Vivir mata

EDICIÓN 485

Vivir mata columna Huilo Ruales
Ilustración: Miguel Andrade

Mediodía con sol inhumano. Avenida República. Mi vista hace un zum desde las nubes, el Pichincha, el paso a desnivel, y se detiene en una perra vagabunda que en un concurso de desdicha ganaría por unanimidad. Una especie de Roma tercermundista, con las tetas vacías raspando la suciedad candente del suelo.

Guardando la reglamentaria distancia con un posible puntapié, la perra se detiene, pendula varias veces su cabeza como si sintiera algo en el aire, un mensaje telepático, un recuerdo, una corazonada. Después, se encamina titubeante hacia el borde de la acera, como al filo de un abismo. Con el hocico abierto y la lengua coleteando como pez fuera del agua, contempla el torrente de autos, buses, camiones, motos, todos sin frenos.

¿Qué es lo que atisba al otro lado de esta estruendosa avenida?, me pregunto. Oteo al frente y no hay nada tentador, al menos para mí, imaginándome que soy perro. En cuanto a basura, este lado es más pródigo, incluso a tres pasos tiene un promontorio en el que pudiera hundir narices y hocico. En el lado opuesto ni siquiera se atisba un perro, si tuviese necesidad de un polvo. Claro que si se hallara en calores tendría, incluso ella, una hilera de galanes pegados a su culo purulento.
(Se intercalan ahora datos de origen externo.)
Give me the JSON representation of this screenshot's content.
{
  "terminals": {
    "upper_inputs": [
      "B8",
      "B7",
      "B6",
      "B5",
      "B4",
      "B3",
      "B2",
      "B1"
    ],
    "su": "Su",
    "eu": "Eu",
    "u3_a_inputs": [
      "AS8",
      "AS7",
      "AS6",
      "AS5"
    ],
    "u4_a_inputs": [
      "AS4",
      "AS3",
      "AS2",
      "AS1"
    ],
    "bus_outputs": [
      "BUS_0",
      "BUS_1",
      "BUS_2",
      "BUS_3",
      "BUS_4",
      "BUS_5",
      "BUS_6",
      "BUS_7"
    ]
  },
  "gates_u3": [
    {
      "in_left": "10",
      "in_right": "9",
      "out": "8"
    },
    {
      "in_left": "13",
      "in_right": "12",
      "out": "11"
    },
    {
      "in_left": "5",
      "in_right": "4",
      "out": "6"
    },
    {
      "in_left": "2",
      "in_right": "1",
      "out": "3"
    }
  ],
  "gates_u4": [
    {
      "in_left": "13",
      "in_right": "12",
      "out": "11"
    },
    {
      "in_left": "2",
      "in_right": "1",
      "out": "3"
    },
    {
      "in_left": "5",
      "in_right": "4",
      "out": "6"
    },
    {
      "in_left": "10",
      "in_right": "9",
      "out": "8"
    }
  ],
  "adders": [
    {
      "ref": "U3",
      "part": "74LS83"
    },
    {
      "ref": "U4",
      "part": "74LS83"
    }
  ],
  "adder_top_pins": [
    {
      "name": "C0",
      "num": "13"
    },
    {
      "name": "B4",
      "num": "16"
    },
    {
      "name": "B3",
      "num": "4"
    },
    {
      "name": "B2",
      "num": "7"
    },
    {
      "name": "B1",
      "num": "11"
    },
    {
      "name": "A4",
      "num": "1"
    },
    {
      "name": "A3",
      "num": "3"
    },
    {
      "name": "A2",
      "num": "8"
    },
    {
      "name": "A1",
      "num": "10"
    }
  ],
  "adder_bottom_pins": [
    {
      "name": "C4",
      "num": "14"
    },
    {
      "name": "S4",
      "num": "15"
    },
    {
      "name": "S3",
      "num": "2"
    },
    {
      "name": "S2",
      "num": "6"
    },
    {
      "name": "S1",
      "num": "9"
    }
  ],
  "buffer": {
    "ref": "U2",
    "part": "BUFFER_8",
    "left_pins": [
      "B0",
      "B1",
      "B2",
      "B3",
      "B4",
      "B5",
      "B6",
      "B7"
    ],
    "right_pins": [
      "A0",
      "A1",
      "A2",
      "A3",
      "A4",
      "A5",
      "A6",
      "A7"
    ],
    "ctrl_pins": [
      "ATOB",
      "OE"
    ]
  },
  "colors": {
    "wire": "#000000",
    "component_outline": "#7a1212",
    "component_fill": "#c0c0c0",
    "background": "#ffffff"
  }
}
Pero, mírenla, con ínfulas de jirafa estira su cuello como si al frente le esperara el paraíso. Por fin, el flujo vehicular se interrumpe o más bien se resquebraja, y ahí la tenemos afinando su empeño de cruzar la vía de tres carriles. De pronto, a ritmo de gacela perseguida por leones se lanza al mar de asfalto, pero cuando ya le falta un brinco para llegar al parterre del medio, surge de la nada y del esmog, el destino: un taxista, ansioso por cobrar a la puta existencia al menos algo, acelera a fondo su destartalado auto.

Al percatarse de sus intenciones, la perra dilapida más de un segundo en el titubeo del sigo-adelante o retrocedo. En esa selva de smog y claxonazos, el golpe pasa desapercibido y, aparte de mí, nadie se percata que la perra, vía aérea, es devuelta, por pocos metros, a su punto de partida.

Debe haber quedado en piezas, aunque todas dentro del pellejo, de allí su desgarrador aullido. Un solo y entrecortado lamento de vocales abiertas, casi como gato en batalla amatoria, como si más que su carcaza hecha pedazos le doliera el alma. Un llanto humano pero de perra. Como si de pronto recordara todas sus desgracias, todo el chorro de vástagos paridos y abandonados en su trashumante vida.

Lo más loco es que, además de no morirse, la perra quiere seguir viva, como todo el mundo. Mírenla, intenta erguirse y reptar hacia la acera, propósito inalcanzable si no es porque una moto con bramido de Mirage pasa afeitándole el hocico. Tal es el susto, que se yergue casi de un golpe y con las patas delanteras borrachas logra la proeza de remolcar las patas traseras, que le cuelgan como dos rabos adicionales. Al fin, logra llegar a la cuneta donde se derrumba. Y no crean que se ha dado por vencida, pues, allí está a salvo, aunque muera.